Section 25 provides for miscellaneous amendments to the Social Welfare and Pensions Act 2007.

Amendments to the Pensions Act 1990

These changes mainly arise from the recommendations of the "Report of the Pension Board to the Minister for Social and Family Affairs on Trusteeship." The report was published in November 2006. The recommendations in this report are aimed at enhancing both the governance of occupational pension schemes and the protection of the pension rights of scheme members.

These changes will facilitate the implementation of recommendations in this report.

Section 26 provides for the definition of Principal Act for the purposes of Part 3.

Section 27 proposes to bring registered third party administrators of pension schemes under the remit of the Pensions Act. Third party administrators are currently unregulated in terms of scheme administration work carried out on behalf of the trustees of pension schemes. The Pensions Act is being amended to bring such third party administrators within the remit of the Act in relation to certain core functions that they perform on behalf of trustees. Pension scheme administrators will now be required to register with the Pensions Board before they can carry out these core functions and the Pensions Board will have responsibility to audit administration service standards and to remove registration or apply sanctions if required standards are not met.
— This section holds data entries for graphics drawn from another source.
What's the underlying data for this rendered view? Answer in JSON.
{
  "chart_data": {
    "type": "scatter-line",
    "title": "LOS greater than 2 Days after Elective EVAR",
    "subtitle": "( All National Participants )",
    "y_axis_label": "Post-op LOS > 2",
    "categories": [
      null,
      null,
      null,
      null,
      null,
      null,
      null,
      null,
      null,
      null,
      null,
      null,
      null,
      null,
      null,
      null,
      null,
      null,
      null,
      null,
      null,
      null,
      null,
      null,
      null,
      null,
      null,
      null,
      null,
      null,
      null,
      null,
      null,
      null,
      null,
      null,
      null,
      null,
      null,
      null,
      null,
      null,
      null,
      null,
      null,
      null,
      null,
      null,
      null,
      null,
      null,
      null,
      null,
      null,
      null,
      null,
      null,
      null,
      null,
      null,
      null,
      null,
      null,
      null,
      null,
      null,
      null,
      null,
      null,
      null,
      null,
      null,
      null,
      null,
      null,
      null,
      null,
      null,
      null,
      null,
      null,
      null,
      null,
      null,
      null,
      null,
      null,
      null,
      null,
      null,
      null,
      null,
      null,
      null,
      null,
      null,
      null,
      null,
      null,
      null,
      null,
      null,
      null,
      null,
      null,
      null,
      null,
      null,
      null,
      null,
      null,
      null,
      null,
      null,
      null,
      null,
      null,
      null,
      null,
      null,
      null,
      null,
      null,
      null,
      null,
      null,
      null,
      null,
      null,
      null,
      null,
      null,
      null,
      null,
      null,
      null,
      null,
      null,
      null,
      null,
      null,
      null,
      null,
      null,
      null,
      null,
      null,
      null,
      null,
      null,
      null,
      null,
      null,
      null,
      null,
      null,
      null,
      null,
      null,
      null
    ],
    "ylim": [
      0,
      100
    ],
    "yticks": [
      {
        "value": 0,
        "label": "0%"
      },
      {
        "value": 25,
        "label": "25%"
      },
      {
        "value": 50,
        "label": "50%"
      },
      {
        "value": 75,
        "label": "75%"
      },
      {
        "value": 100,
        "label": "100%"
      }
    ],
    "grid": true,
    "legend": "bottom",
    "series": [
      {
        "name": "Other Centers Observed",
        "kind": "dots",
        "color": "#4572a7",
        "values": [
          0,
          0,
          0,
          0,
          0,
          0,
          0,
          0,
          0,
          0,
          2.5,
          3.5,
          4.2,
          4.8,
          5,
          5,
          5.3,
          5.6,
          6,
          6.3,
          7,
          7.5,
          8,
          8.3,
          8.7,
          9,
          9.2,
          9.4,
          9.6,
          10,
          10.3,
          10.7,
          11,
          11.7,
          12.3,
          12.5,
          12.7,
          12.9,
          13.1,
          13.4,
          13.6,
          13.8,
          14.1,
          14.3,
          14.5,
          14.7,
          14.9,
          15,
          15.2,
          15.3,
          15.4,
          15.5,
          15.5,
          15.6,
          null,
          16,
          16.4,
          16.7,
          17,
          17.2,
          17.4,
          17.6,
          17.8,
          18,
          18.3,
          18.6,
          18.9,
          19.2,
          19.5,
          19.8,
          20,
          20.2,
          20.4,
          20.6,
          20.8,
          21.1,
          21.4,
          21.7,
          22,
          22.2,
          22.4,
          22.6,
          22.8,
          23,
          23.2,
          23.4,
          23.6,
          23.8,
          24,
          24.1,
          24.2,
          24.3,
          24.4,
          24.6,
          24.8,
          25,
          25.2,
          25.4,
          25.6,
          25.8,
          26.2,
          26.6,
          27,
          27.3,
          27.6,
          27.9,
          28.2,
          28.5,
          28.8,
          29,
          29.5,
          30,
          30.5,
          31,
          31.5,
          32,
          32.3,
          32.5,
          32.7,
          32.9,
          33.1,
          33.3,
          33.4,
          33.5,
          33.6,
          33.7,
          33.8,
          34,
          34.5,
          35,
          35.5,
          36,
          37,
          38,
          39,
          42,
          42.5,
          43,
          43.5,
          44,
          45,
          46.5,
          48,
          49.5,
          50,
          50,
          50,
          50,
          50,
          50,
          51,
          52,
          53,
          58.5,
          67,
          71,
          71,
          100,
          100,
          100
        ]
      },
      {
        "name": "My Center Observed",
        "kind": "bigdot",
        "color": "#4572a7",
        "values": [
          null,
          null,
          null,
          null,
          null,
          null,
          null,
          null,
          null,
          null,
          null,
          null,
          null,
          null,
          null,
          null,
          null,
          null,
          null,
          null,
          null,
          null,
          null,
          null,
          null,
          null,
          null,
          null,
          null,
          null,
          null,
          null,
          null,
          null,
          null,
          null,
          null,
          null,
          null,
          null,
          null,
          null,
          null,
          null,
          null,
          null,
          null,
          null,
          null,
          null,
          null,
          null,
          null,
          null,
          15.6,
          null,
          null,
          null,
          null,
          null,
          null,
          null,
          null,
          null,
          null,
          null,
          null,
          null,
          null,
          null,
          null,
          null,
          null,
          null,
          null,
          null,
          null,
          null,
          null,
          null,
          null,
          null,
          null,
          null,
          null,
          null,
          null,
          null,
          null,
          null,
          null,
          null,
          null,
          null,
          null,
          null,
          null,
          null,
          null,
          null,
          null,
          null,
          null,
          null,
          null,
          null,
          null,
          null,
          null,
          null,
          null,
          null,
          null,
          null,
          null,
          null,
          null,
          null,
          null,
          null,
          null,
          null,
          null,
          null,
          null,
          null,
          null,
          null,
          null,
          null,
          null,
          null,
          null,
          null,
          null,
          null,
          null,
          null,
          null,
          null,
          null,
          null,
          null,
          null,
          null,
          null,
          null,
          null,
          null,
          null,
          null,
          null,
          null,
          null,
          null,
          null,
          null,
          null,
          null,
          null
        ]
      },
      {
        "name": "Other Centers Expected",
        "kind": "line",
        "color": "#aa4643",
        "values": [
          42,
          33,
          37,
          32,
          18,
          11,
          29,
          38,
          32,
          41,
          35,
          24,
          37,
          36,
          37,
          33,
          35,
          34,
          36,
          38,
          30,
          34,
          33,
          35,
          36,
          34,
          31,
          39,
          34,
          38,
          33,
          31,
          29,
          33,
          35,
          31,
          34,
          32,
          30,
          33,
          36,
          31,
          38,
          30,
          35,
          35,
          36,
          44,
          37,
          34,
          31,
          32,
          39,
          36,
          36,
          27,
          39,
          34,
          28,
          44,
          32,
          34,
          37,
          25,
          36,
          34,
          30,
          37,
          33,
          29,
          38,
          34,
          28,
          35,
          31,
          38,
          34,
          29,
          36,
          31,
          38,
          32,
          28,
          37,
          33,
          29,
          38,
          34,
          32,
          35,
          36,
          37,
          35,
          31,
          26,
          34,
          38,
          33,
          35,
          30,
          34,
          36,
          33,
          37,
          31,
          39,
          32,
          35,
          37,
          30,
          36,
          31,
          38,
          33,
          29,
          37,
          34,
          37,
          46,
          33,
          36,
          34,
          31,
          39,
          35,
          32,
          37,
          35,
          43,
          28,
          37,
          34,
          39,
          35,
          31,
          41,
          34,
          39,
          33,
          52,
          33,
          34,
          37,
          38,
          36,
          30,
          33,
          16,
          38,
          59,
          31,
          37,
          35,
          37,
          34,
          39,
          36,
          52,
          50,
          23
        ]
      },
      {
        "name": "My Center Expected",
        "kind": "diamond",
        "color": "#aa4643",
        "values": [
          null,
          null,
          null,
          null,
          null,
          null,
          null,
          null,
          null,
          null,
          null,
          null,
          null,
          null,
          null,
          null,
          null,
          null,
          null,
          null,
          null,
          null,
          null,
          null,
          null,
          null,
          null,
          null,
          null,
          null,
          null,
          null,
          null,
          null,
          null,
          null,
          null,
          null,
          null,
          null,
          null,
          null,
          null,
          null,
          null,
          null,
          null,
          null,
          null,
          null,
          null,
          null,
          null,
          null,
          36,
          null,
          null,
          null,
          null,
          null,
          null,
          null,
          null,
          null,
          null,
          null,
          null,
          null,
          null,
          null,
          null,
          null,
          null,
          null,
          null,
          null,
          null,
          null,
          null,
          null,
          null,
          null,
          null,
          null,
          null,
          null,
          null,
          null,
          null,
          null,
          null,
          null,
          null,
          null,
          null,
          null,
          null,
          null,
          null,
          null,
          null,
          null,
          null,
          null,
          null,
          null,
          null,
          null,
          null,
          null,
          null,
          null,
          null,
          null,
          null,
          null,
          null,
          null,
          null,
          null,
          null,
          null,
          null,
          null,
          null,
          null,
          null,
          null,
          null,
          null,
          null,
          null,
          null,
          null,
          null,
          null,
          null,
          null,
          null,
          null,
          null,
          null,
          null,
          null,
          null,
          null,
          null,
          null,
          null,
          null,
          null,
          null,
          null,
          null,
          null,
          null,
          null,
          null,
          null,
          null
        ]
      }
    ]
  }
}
Section 28 provides for enhancements to the existing provisions in relation to the training of trustees of pension schemes as recommended in the report of the Pensions Board on Trusteeship. While trustees are required, at the moment, to disclose in their annual report whether they have access to trustee training, continuous and quality training is not compulsory and research has indicated that ongoing quality training is not the norm. The proposed amendments will put an obligation on employers to arrange trustee training for each individual trustee within six months of their appointment and at least every two years thereafter and will put an obligation on trustees to undertake this training.

Section 29 and Schedule 2 provides for a number of miscellaneous amendments to the Pensions Act 1990 which are mainly technical in nature.

Amendments to Other Acts

The Bill provides for a small number of amendments to other Acts as follows:

Section 30 and section 31 of the Bill provides for consequential amendments to the Family Law Act 1995 and the Family Law (Divorce) Act 1996 to mirror the amendments made above to the Pensions Act 1990 in relation to the definition of "Defined contribution scheme".


I commend the Bill to the House and look forward to a constructive debate.